| Date | June 12, 2012 |
| Location | Ivory Coast |
| Result | Failure of the coup attempt |

Belligerents
- Armed Forces of the Republic of Ivory Coast: Dissenting faction of the armed forces pro-Gbagbo militias Liberian mercenaries

Commanders and leaders
- Alassane Ouattara: Laurent Gbagbo Kate Gnotua Moise Lida Kouassi

= 2012 Ivorian coup attempt =

The 2012 Ivorian coup attempt was a failed coup d'état by exiled military officers loyal to former president Laurent Gbagbo to overthrow President Alassane Ouattara's administration in the Ivory Coast. State security seized documents that outlined plans for the eventual overthrow and replacement of the democratically elected leader with a transitional military council.

== Plot ==
In a public interview to national television, Interior Minister Hamed Bakayoko accused pro-Gbagbo officers and former members of his administration of complicity in the plot to install a transitional military council, disclosing "We had very specific information that a group of officers in exile in Accra were preparing a military operation in Ivory Coast aimed at destabilizing the country." He then proceeded to play a recorded video where a group of uniformed men, led by a spokesman, proclaimed the dissolution of the Ivory Coast's institutions and the establishment of a council for national sovereignty. The spokesman, later identified as Colonel Kate Gnotua, announces in the video, "All state institutions are hereby dissolved. All political activities are suspended. A curfew has been put in place until further notice." The recorded video was intended to be broadcast to national television after the takeover.

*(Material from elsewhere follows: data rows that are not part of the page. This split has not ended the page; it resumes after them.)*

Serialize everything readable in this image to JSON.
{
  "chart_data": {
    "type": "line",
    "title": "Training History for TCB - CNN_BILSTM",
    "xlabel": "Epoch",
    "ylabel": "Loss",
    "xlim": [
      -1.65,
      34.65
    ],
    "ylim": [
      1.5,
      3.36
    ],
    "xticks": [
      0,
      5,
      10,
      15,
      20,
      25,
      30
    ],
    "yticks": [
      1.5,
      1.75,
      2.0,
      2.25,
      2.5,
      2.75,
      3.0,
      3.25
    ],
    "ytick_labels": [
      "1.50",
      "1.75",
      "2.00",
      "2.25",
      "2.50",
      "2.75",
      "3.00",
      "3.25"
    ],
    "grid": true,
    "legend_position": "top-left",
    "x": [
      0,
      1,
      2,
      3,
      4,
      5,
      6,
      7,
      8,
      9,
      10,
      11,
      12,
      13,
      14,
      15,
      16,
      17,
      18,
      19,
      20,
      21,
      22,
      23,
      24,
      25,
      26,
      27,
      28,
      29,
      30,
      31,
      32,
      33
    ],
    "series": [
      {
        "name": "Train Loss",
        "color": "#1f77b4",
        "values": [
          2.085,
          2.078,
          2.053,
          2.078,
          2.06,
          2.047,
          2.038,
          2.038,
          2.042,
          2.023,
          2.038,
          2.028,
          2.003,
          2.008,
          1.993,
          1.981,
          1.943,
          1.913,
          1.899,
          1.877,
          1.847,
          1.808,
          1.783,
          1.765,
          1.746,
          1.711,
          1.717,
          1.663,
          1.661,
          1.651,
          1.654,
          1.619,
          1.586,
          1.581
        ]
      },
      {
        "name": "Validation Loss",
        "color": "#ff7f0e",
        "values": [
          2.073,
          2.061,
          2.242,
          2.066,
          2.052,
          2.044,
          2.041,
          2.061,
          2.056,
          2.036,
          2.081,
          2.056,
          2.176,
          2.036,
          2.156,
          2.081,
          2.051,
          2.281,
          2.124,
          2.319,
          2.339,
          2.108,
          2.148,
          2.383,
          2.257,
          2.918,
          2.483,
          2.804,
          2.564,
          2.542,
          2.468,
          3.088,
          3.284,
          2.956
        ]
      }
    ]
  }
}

Among the alleged leaders of the foiled coup plot were Moise Lida Kouassi, former defense minister and key ally of Laurent Gbagbo, and Colonel Kate Gnotua, former senior officer in Gbagbo's presidential guard. Kouassi later had a falling out with Kate Gnotua.

The coup plot involved a combination of Liberian mercenaries and Ivorian militias, with ties to Gbagbo's loyalists. The coup attempt was linked to recent violence, including the killing of seven UN peacekeepers, and involved elements from Gbagbo's presidential guard.

In the end several of the coup plotters were arrested, including Kate Gnatoa and Kouassi, who acknowledged awareness to the plot, admitting "The documents that were seized during my arrest at my house in Lome did concern a transition and a crisis communication in Ivory Coast." He expresses regret for not informing the authorities sooner and indicated willingness to seek forgiveness from the president for his inaction.